Case 1: If she goes and comes back on the same day, there are 3 + 2 + 1 (or 6) cases. There are seven days in a week; we now have 42 possibilities.

Case 2: If she goes and comes back on different days, there are no limitations with the 4 hour journey. She has 5 buses she can take going and 5 on any other given day to come back on. Let's say she goes on Sunday. We have 5 x 5 x 6 possibilities because she has five trains she could go on on a given day, 5 to come back, and 6 possible days she could do so. We see a repeating pattern... adding up 5 x 5 x 6 with 5 x 5 x 5 , 5 x 5 x 4 and so on, we get a total of 525.

Finally, 525 + 42 equals 567.

Solution 1: There are two cases: either Lena goes and returns on the same day or on two different days.

Case 1: If she goes and comes back on the same day, there are 3 + 2 + 1 (or 6) cases. There are seven days in a week; we now have 42 possibilities.

Case 2: If she goes and comes back on different days, there are no limitations with the 4 hour journey. She has 5 buses she can take going and 5 on any other given day to come back on. There are $7 \choose 2$ pairs of days that she can do this journey, hence there are a total of $5 \times 5 \times 21 = 525$ ways.

Finally, 525 + 42 equals 567.

Solution 2: If Lena takes a 6:00 am bus from Vancouver, there are 3 buses she could take home that day. If she takes a 9:00 am bus, there are 2 buses she could take that day. If she takes the 12:00 pm bus, there is 1 bus she could take home that day. If she takes the 3:00 pm or 6:00 pm bus she cannot return that day. So for each day from Sunday to Saturday (7 days total), there are 6 trips she could take that go and return on the same day. So in total there are 42 trips that she can take where she goes and comes back on the same day. If she returns on a day different from the day she left, she is able to take any of the buses those days. There are $\binom{7}{2} = 21$ ways to choose two different days during the week. Because Lena is in Vancouver, she must always go to Seattle on the earlier of the two days, and return on the later day. For each pair of days, there are 5 possible buses in one direction and 5 in the other, for a total of 25 possible trips for those two days. Over all pairs of days, this gives $21 \times 25 = 525$ possible trips. Combined with the 42 trips that return on the same day, there are 567 total trips Lena could take.

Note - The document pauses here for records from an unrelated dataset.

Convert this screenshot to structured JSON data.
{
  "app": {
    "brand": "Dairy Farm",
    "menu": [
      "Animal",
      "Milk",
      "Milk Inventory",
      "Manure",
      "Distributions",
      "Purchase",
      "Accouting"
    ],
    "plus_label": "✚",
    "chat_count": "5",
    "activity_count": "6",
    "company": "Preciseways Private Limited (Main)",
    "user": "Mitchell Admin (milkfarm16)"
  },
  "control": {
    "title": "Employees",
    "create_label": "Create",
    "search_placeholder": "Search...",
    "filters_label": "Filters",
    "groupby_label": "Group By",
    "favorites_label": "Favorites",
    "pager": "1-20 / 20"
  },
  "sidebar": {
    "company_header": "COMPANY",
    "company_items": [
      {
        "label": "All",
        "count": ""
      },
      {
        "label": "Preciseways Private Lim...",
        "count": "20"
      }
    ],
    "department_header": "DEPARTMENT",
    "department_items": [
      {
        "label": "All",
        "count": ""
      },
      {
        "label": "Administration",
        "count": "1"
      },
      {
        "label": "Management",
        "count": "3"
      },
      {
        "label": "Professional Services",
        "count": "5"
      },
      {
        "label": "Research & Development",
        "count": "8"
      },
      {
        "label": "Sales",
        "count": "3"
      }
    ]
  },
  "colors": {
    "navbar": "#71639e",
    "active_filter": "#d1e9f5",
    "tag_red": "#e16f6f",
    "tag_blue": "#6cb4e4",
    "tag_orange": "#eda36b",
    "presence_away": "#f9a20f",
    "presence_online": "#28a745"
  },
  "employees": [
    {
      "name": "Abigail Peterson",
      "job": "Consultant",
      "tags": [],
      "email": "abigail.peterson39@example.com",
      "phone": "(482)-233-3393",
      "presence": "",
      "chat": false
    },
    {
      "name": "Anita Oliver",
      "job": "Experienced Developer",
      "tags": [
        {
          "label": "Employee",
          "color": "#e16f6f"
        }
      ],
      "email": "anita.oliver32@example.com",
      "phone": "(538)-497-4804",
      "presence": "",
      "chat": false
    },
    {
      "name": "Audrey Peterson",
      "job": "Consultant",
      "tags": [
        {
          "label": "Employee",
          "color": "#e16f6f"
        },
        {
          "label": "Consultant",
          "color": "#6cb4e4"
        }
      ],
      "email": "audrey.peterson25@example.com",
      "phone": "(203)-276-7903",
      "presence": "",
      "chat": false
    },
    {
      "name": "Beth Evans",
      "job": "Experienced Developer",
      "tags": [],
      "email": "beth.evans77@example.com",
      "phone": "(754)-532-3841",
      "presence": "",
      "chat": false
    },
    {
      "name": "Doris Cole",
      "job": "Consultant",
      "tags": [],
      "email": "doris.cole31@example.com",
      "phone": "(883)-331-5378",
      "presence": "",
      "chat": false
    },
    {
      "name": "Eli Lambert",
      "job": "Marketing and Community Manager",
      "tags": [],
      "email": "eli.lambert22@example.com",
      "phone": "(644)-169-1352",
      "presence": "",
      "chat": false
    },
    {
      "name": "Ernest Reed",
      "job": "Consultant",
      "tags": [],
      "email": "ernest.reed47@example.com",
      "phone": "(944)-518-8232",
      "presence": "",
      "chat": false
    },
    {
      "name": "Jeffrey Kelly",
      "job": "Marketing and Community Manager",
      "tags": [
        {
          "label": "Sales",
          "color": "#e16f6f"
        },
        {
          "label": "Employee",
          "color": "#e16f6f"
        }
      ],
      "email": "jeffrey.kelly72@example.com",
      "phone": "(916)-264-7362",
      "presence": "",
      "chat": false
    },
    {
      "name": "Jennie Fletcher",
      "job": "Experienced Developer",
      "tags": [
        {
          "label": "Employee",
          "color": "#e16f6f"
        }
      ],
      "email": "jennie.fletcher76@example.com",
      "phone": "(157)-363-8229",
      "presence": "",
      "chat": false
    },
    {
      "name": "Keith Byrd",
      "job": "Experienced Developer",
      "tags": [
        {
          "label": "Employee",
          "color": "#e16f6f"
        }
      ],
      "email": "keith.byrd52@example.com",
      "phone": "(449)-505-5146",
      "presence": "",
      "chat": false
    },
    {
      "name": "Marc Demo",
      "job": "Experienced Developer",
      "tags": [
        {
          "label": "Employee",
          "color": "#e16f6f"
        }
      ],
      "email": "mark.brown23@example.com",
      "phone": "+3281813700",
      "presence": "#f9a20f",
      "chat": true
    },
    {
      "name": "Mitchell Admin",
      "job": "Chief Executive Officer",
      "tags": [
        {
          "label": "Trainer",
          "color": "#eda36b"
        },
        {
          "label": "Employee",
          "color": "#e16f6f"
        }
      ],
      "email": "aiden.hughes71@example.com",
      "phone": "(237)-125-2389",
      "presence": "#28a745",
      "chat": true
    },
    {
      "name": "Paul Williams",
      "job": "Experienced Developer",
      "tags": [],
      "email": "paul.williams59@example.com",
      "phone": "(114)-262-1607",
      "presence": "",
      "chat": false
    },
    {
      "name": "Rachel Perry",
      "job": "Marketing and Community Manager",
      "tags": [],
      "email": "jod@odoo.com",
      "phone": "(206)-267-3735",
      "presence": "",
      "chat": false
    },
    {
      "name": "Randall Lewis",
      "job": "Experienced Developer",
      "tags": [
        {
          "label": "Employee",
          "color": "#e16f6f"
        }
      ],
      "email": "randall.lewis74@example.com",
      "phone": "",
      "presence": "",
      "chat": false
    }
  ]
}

Solution 3: If Lena takes the 6:00 am bus to Seattle on Sunday, there are 33 buses she could take home. If she takes the 9:00 am there are 32. If she takes the 12:00 pm there are 31. If she takes the 3:00 pm or 6:00 pm bus there are 30. So if she leaves on Sunday there will be 156 different trips she can take. If she moves her departure ahead 24 hours, there will be 5 fewer buses she can take home (for each given starting time), so if she leaves on Monday, there will be $156 - 25 = 131$ trips Lena can take. Over the seven days, this gives us a seven-term arithmetic series with first term 156 and difference of -25, so the sum is $7 \times \frac{156 + (156 - 6 \times 25)}{2} = 567$ .